I have to give credit to Mimi (my mom) for these. I may put them randomly in my FB status updates, but they're too funny not share all at once. Enjoy!
A paraprosdokian sentence consists of two parts where the first is a figure of speech and the second an intriguing variation of the first. They are used typically for humorous or dramatic effect.
1. Going to church does not make you a Christian any more than standing in a garage makes you a car.
2. Knowledge is knowing a tomato is a fruit; Wisdom is not putting it in a fruit salad.
3. If I agreed with you we'd both be wrong.
4. The early bird might get the worm, but the second mouse gets the cheese.
5. Some cause happiness wherever they go, others whenever they go.
6. There's a fine line between cuddling and holding someone down so they can't get away.
7. The last thing I want to do is hurt you. But it's still on the list.
8. We never really grow up; we only learn how to act in public.
9. Never argue with an idiot.
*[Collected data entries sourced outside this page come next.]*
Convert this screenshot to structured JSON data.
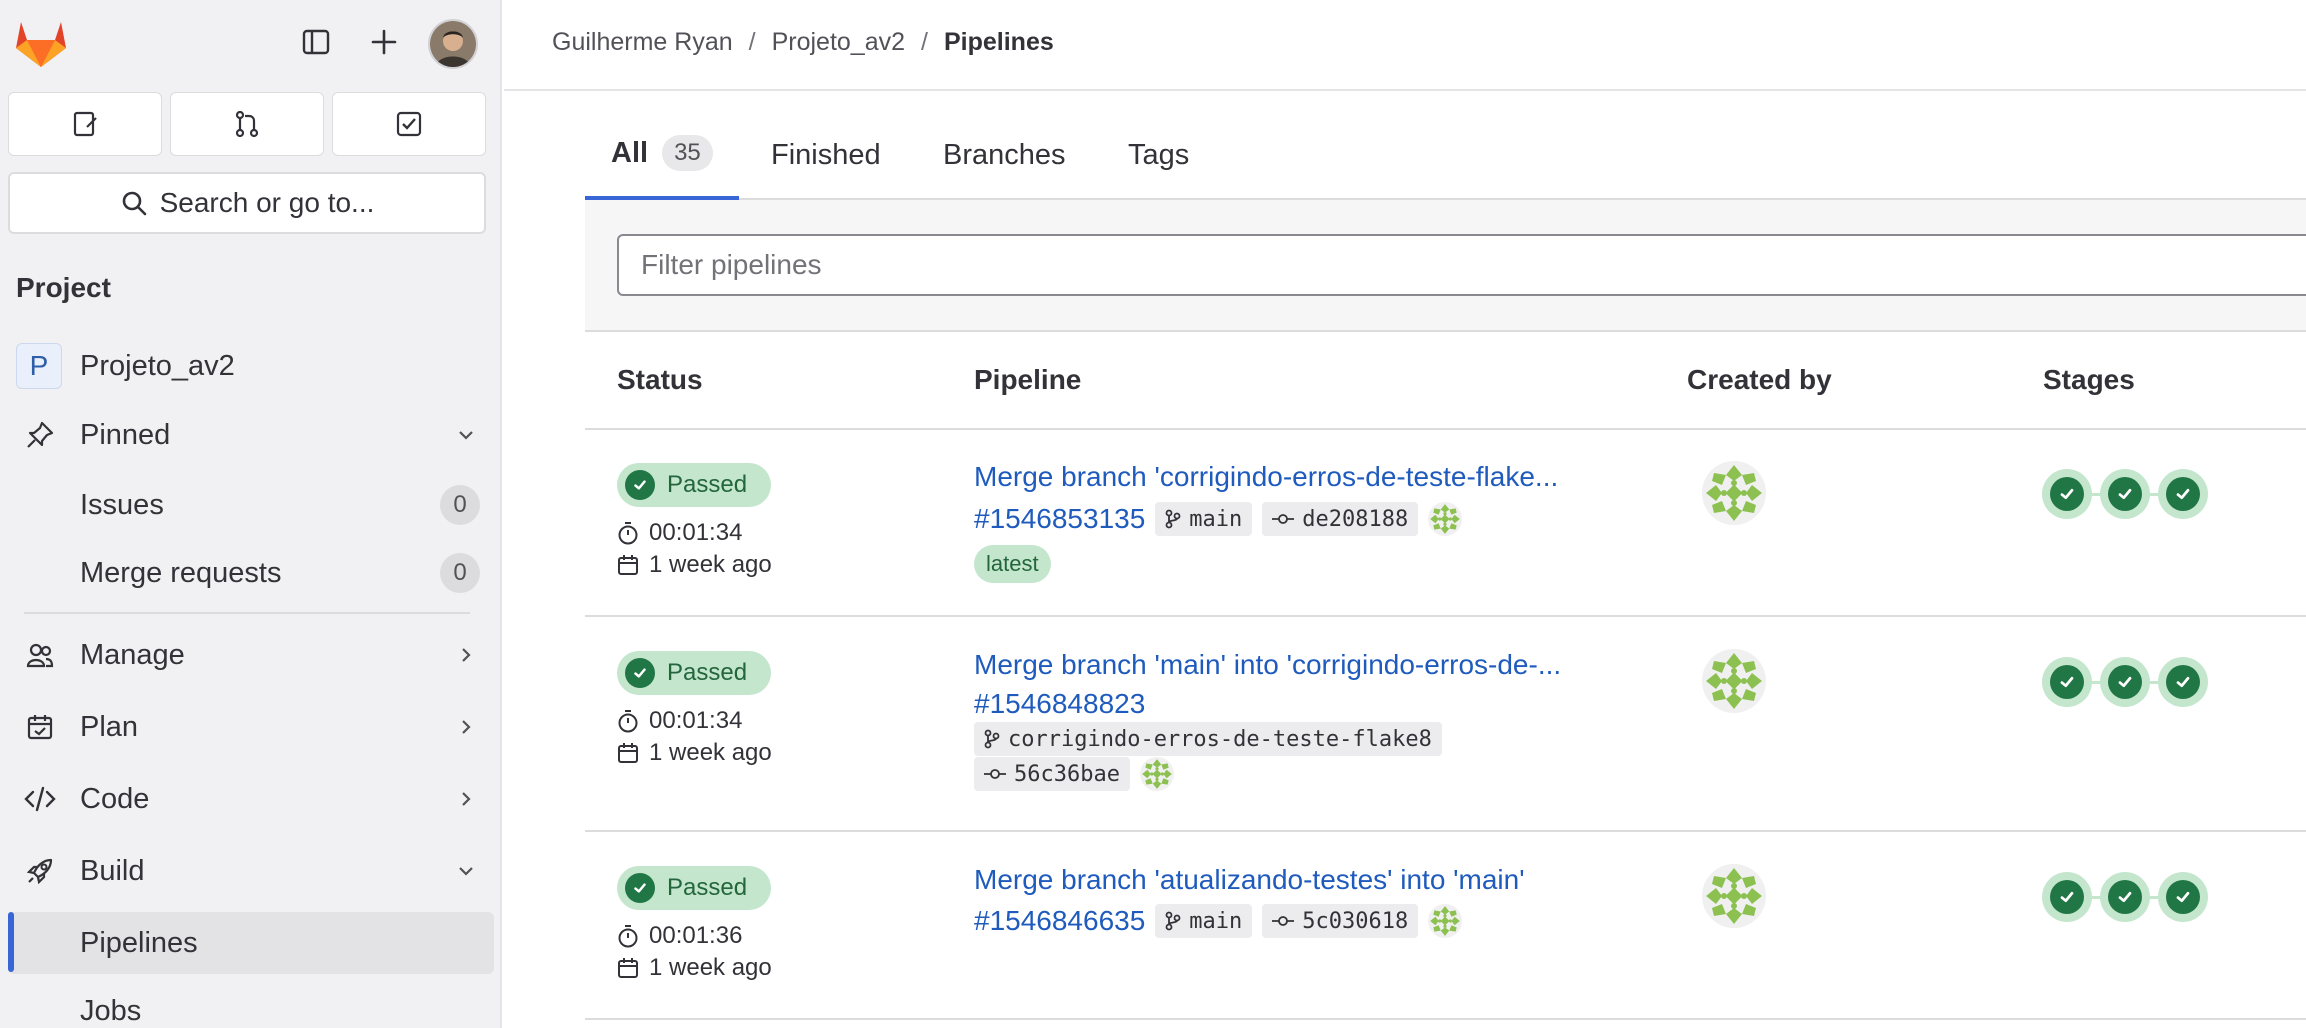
{
  "breadcrumb": {
    "user": "Guilherme Ryan",
    "project": "Projeto_av2",
    "current": "Pipelines"
  },
  "sidebar": {
    "search_label": "Search or go to...",
    "section_title": "Project",
    "project_badge": "P",
    "project_name": "Projeto_av2",
    "pinned": "Pinned",
    "issues": "Issues",
    "issues_count": "0",
    "merge_requests": "Merge requests",
    "merge_requests_count": "0",
    "manage": "Manage",
    "plan": "Plan",
    "code": "Code",
    "build": "Build",
    "pipelines": "Pipelines",
    "jobs": "Jobs"
  },
  "tabs": {
    "all": "All",
    "all_count": "35",
    "finished": "Finished",
    "branches": "Branches",
    "tags": "Tags"
  },
  "filter": {
    "placeholder": "Filter pipelines"
  },
  "table": {
    "headers": {
      "status": "Status",
      "pipeline": "Pipeline",
      "created_by": "Created by",
      "stages": "Stages"
    },
    "rows": [
      {
        "status": "Passed",
        "duration": "00:01:34",
        "finished": "1 week ago",
        "title": "Merge branch 'corrigindo-erros-de-teste-flake...",
        "id": "#1546853135",
        "branch": "main",
        "commit": "de208188",
        "tag": "latest"
      },
      {
        "status": "Passed",
        "duration": "00:01:34",
        "finished": "1 week ago",
        "title": "Merge branch 'main' into 'corrigindo-erros-de-...",
        "id": "#1546848823",
        "branch": "corrigindo-erros-de-teste-flake8",
        "commit": "56c36bae"
      },
      {
        "status": "Passed",
        "duration": "00:01:36",
        "finished": "1 week ago",
        "title": "Merge branch 'atualizando-testes' into 'main'",
        "id": "#1546846635",
        "branch": "main",
        "commit": "5c030618"
      }
    ]
  },
  "colors": {
    "accent": "#3966d6",
    "success": "#217645",
    "link": "#1f5bbd"
  }
}
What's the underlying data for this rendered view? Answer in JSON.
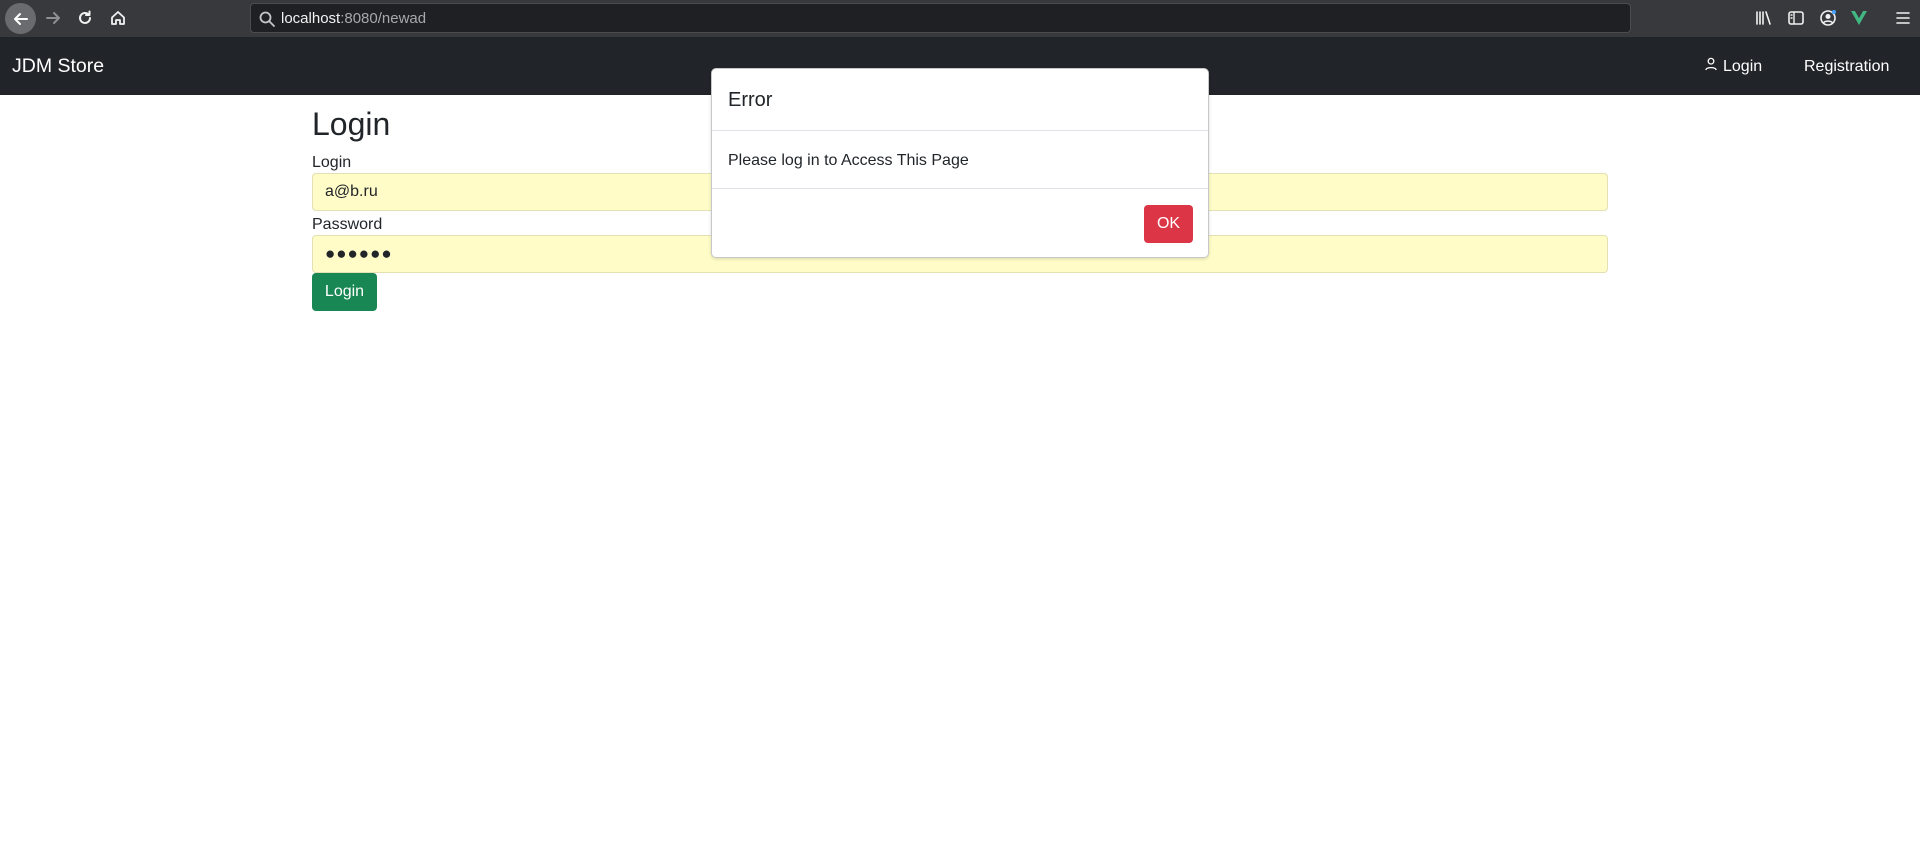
{
  "browser": {
    "url_host": "localhost",
    "url_rest": ":8080/newad",
    "icons": [
      "back-icon",
      "forward-icon",
      "reload-icon",
      "home-icon",
      "search-icon",
      "library-icon",
      "sidebar-icon",
      "account-icon",
      "vue-devtools-icon",
      "menu-icon"
    ]
  },
  "navbar": {
    "brand": "JDM Store",
    "login_link": "Login",
    "registration_link": "Registration"
  },
  "form": {
    "title": "Login",
    "login_label": "Login",
    "login_value": "a@b.ru",
    "password_label": "Password",
    "password_value": "●●●●●●",
    "submit_label": "Login"
  },
  "modal": {
    "title": "Error",
    "message": "Please log in to Access This Page",
    "ok_label": "OK"
  },
  "colors": {
    "navbar_bg": "#212529",
    "success": "#198754",
    "danger": "#dc3545",
    "autofill_bg": "#fffcc8"
  }
}
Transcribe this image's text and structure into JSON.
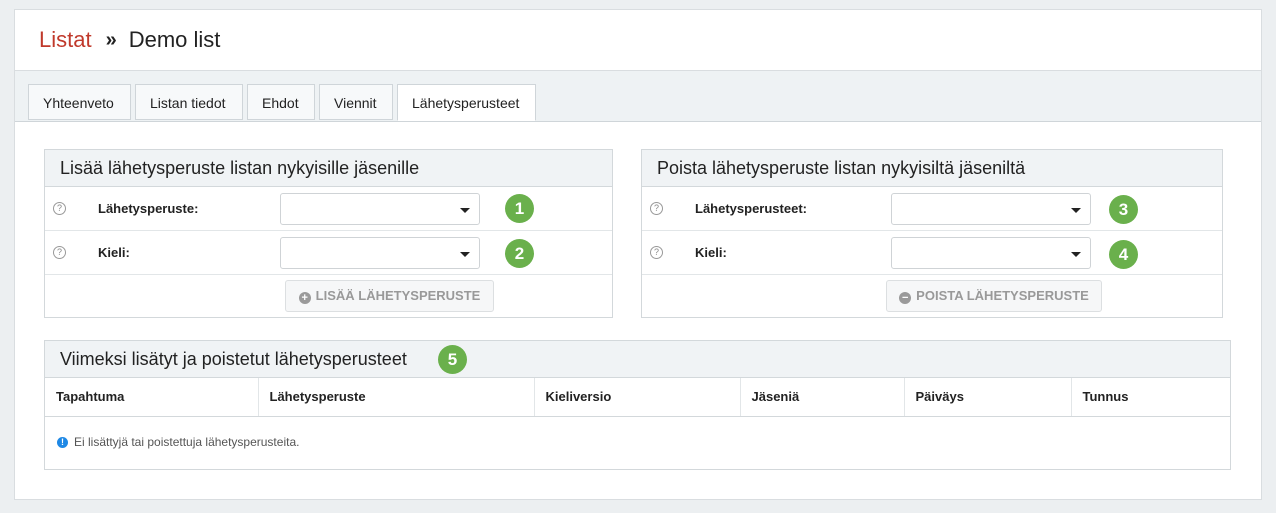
{
  "breadcrumb": {
    "parent": "Listat",
    "separator": "»",
    "current": "Demo list"
  },
  "tabs": [
    {
      "label": "Yhteenveto"
    },
    {
      "label": "Listan tiedot"
    },
    {
      "label": "Ehdot"
    },
    {
      "label": "Viennit"
    },
    {
      "label": "Lähetysperusteet",
      "active": true
    }
  ],
  "add_panel": {
    "title": "Lisää lähetysperuste listan nykyisille jäsenille",
    "field1_label": "Lähetysperuste:",
    "field1_value": "",
    "field2_label": "Kieli:",
    "field2_value": "",
    "button_label": "LISÄÄ LÄHETYSPERUSTE",
    "badge1": "1",
    "badge2": "2"
  },
  "remove_panel": {
    "title": "Poista lähetysperuste listan nykyisiltä jäseniltä",
    "field1_label": "Lähetysperusteet:",
    "field1_value": "",
    "field2_label": "Kieli:",
    "field2_value": "",
    "button_label": "POISTA LÄHETYSPERUSTE",
    "badge3": "3",
    "badge4": "4"
  },
  "recent_panel": {
    "title": "Viimeksi lisätyt ja poistetut lähetysperusteet",
    "badge5": "5",
    "columns": [
      "Tapahtuma",
      "Lähetysperuste",
      "Kieliversio",
      "Jäseniä",
      "Päiväys",
      "Tunnus"
    ],
    "empty_message": "Ei lisättyjä tai poistettuja lähetysperusteita."
  },
  "colors": {
    "link": "#c0392b",
    "badge": "#6ab04c",
    "info": "#1e88e5"
  }
}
He will drag you down to his level and beat you with experience.
10. How is it one careless match can start a forest fire, but it takes a whole box to start a campfire?
11. Dolphins are so smart that within a few weeks of captivity, they can train people to stand at the edge of a pool and throw fish.
12. I didn't say it was your fault, I said I was blaming you.
13. Women will never be equal to men until they can walk down the street with a baldhead and a beer gut and still think they're sexy.
14. A clear conscience is usually the sign of a bad memory.
15. You don't need a parachute to skydive, but you do need one to skydive again.
16. The voices in my head may be fake, but they have good ideas!
17. Hospitality is making your guests feel like they're at home, even if you wish they were.
18. I scream the same way whether I'm about to be eaten by a shark or seaweed touches my foot.
19. You're never too old to learn something stupid.